Dalam situasi tersebut, Indonesia berusaha menjaga hubungan dengan berbagai kekuatan sekaligus mempertahankan ruang untuk menentukan kebijakan sendiri.

Pernyataan Prabowo di KTT BRICS memperlihatkan bahwa pemerintah ingin menempatkan kemandirian sebagai salah satu prinsip dalam hubungan internasional.

Indonesia tetap membuka ruang kerja sama, tetapi kerja sama tersebut diharapkan memberikan manfaat bagi kepentingan nasional.

Prabowo Dorong BRICS Hasilkan Kerja Sama Nyata

Prabowo berharap kebersamaan negara-negara BRICS tidak berhenti pada pertemuan tingkat tinggi. Kerja sama yang dibangun perlu diterjemahkan menjadi program yang memberikan manfaat bagi masyarakat.

Sektor energi menjadi salah satu bidang yang dapat dikembangkan secara lebih konkret. Selain itu, penguatan fondasi ekonomi dan pemenuhan kebutuhan dasar juga menjadi bagian dari upaya membangun ketahanan negara.

Dengan bergabung sebagai anggota penuh, Indonesia kini memiliki ruang lebih besar untuk menyampaikan kepentingan dan pandangannya dalam forum BRICS.

Pesan Prabowo mengenai penolakan terhadap tekanan dari kekuatan tertentu menjadi salah satu penegasan posisi Indonesia di forum tersebut.

Presiden menilai negara-negara BRICS akan semakin kuat apabila mampu membangun kerja sama yang saling menguntungkan sekaligus memperkuat kemampuan masing-masing negara.
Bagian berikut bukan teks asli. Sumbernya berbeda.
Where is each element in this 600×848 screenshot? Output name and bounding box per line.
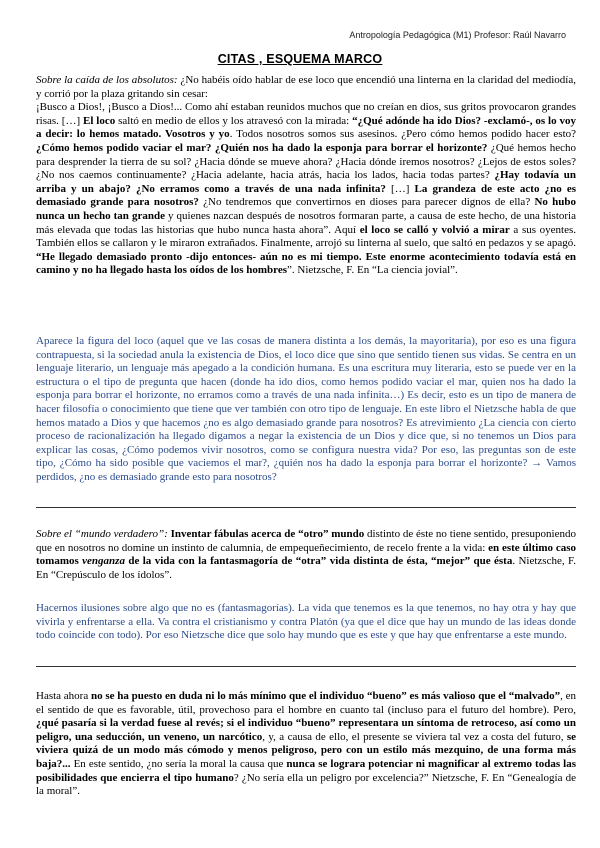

Bagi Indonesia, prinsip tersebut berjalan beriringan dengan upaya membangun ketahanan pangan, energi, pendidikan, serta kesejahteraan masyarakat.

Pada akhirnya, pesan Prabowo di KTT BRICS 2026 menempatkan kemandirian nasional dan kerja sama multilateral sebagai dua hal yang dapat berjalan bersamaan. Indonesia tidak menutup diri dari hubungan internasional, tetapi ingin memastikan bahwa setiap kemitraan tetap memberi ruang bagi negara untuk menentukan arah kebijakannya sendiri.

Melalui BRICS, Indonesia kini memiliki wadah tambahan untuk memperluas kerja sama sekaligus memperjuangkan kepentingan nasional di tengah dinamika global yang terus berubah.